SCIENCE
01/29/2016 02:05 pm ET

Nanotyrannus May Have Been Scarier Than T. Rex, And Here's Why

It's been described as the "cheetah" of the dinosaur world, but many paleontologists disagree on whether it even existed.
An illustration of a Nanotyrannus stalking a herd of Corythosaurus dinosaurs.
Stocktrek Images via Getty Images
An illustration of a Nanotyrannus stalking a herd of Corythosaurus dinosaurs.

If Tyrannosaurus rex was the lion of the Cretaceous dinosaur world, then the Nanotyrannus would have been the cheetah.

That's according to Scott Persons, a graduate student in paleontology at the University of Alberta in Canada. He led a new study, published in the journal Scientific Reports on Wednesday, revealing that Nanotyrannus would have been the carnivorous dinosaur best adapted for speed more than 65 million years ago -- that is, if the dinosaur even existed.

"It is hotly debated if Nanotyrannus was really a separate species or if its skeletons are just those of juvenile Tyrannosaurus," Persons told The Huffington Post. 

"I think Nanotyrannus probably was a separate species," he said. "Nanotyrannus lived alongside T. rex, but was more lightly built and had proportionately much longer legs -- indicating that it was a much faster runner."

Persons and his supervisor at the university, paleontologist Dr. Philip Currie, analyzed the lower-leg lengths and body masses of 53 different carnivorous theropod dinosaurs. Theropods are the group of bipedal dinosaurs that includes T. rex, Allosaurus and Velociraptor.

Persons then used the analysis to develop a math equation to estimate each dinosaur's speed: The longer the lower leg is compared to the upper leg, the faster the animal likely could have traveled, CBC News reported.

A comparative infographic of speed adaptation scores for (from left to right) Guaibasaurus, Velociraptor, Allosaurus, Tyranno
University of Alberta
A comparative infographic of speed adaptation scores for (from left to right) Guaibasaurus, Velociraptor, Allosaurus, Tyrannosaurus and the controversial Nanotyrannus.

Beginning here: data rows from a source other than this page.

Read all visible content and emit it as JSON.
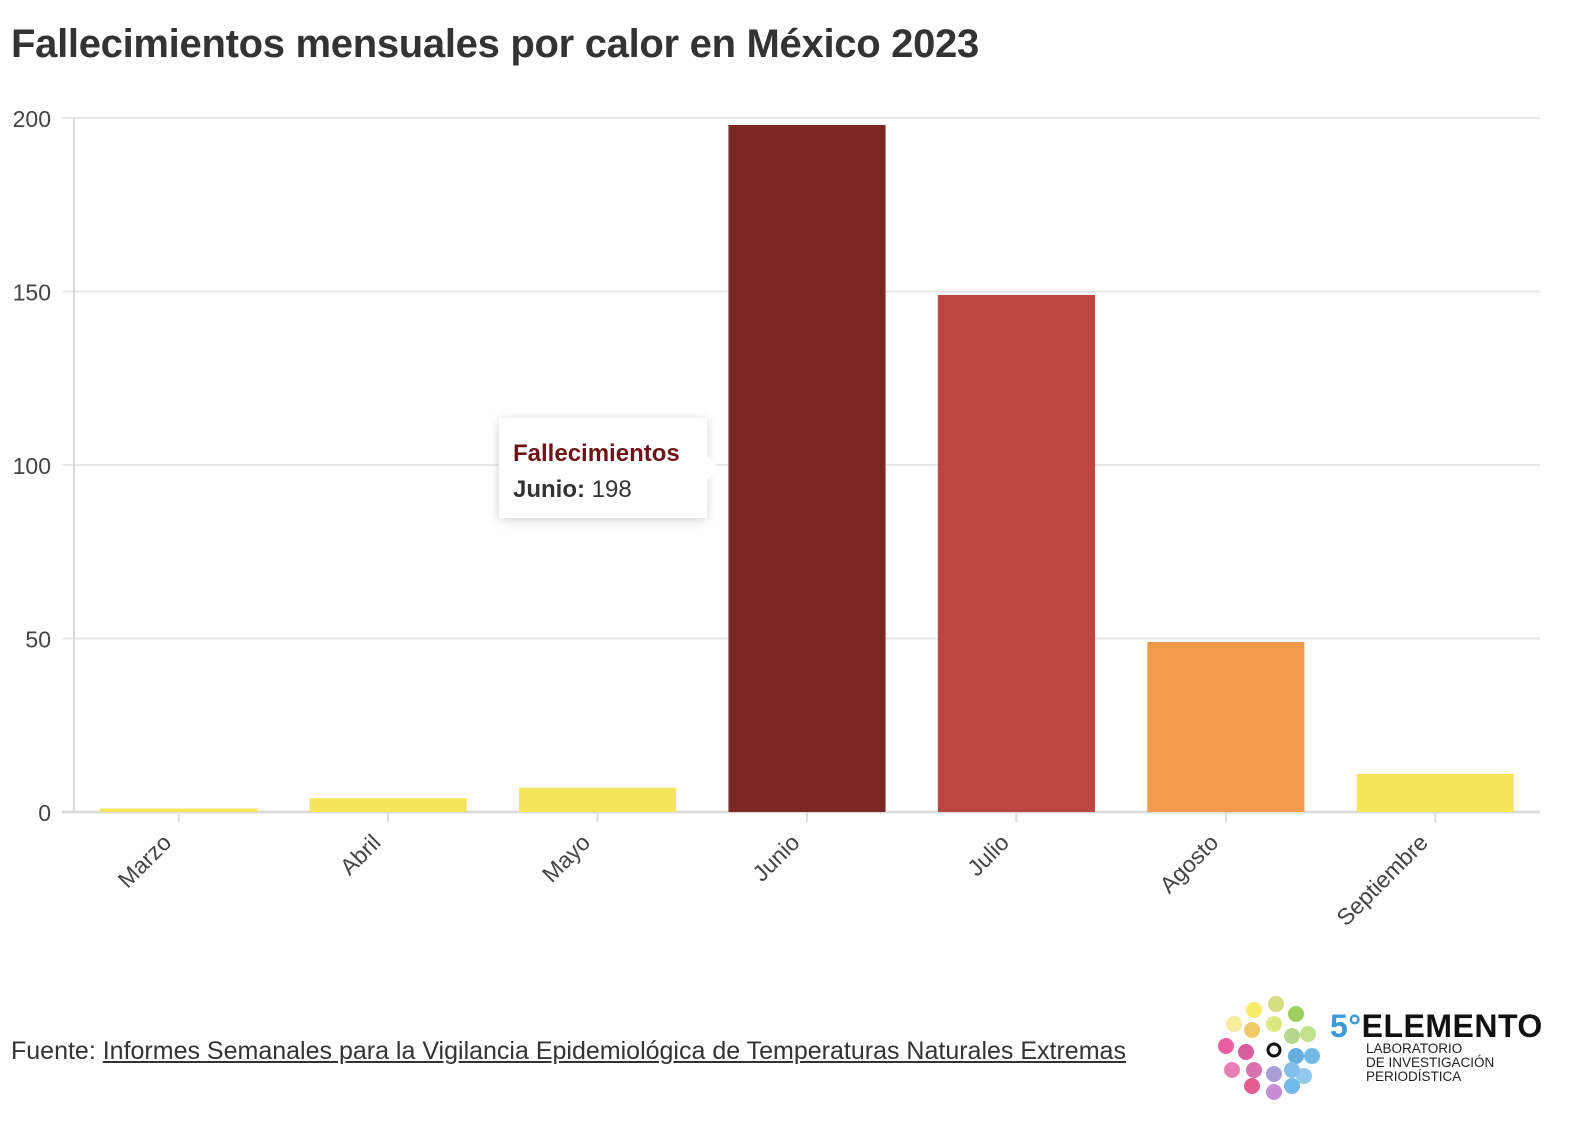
{
  "title": "Fallecimientos mensuales por calor en México 2023",
  "tooltip": {
    "series": "Fallecimientos",
    "label": "Junio:",
    "value": "198"
  },
  "footer": {
    "prefix": "Fuente: ",
    "link_text": "Informes Semanales para la Vigilancia Epidemiológica de Temperaturas Naturales Extremas"
  },
  "logo": {
    "number": "5°",
    "name": "ELEMENTO",
    "line1": "LABORATORIO",
    "line2": "DE INVESTIGACIÓN",
    "line3": "PERIODÍSTICA"
  },
  "chart_data": {
    "type": "bar",
    "title": "Fallecimientos mensuales por calor en México 2023",
    "categories": [
      "Marzo",
      "Abril",
      "Mayo",
      "Junio",
      "Julio",
      "Agosto",
      "Septiembre"
    ],
    "series": [
      {
        "name": "Fallecimientos",
        "values": [
          1,
          4,
          7,
          198,
          149,
          49,
          11
        ]
      }
    ],
    "colors": [
      "#f4e55c",
      "#f4e55c",
      "#f4e55c",
      "#7b2723",
      "#bb4642",
      "#ef9b4a",
      "#f4e55c"
    ],
    "ylim": [
      0,
      200
    ],
    "yticks": [
      0,
      50,
      100,
      150,
      200
    ],
    "grid": true,
    "legend": "none"
  }
}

Based on the equation, the researchers found that the 5-meter-long Nanotyrannus would have been the fastest of all carnivorous theropods.

"As far as I'm concerned, it was the scariest dinosaur," Persons said in a statement. "Sure, it might take it four to five bites to eat you, while T. rex could do it in just one or two. But eaten is eaten -- and no dinosaur was better adapted to chase you down."

Other scientists, however, think that more research is needed to verify these new findings.

The idea behind the study is "really interesting," Dr. Kevin Middleton, an anatomist at the University of Missouri, told USA Today. "They might be totally and completely right. But my view is we don’t know yet."

T. rex and Nanotyrannus probably feasted on the same kinds of herbivorous dinosaurs, Persons said. But while T. rex was able to attack heavily armored creatures such as Triceratops, Nanotyrannus was better equipped to chase down smaller, swifter animals.

How would the two have measured up in a theropod-on-theropod battle? Persons said Tyrannosaurus still would have won that fight.

"I doubt they fought often," he said. "Tyrannosaurus so massively outclasses Nanotyranus that Nanotyrannus would put its speed to good use and run from any aggressive T. rex ... and it was fast enough to escape."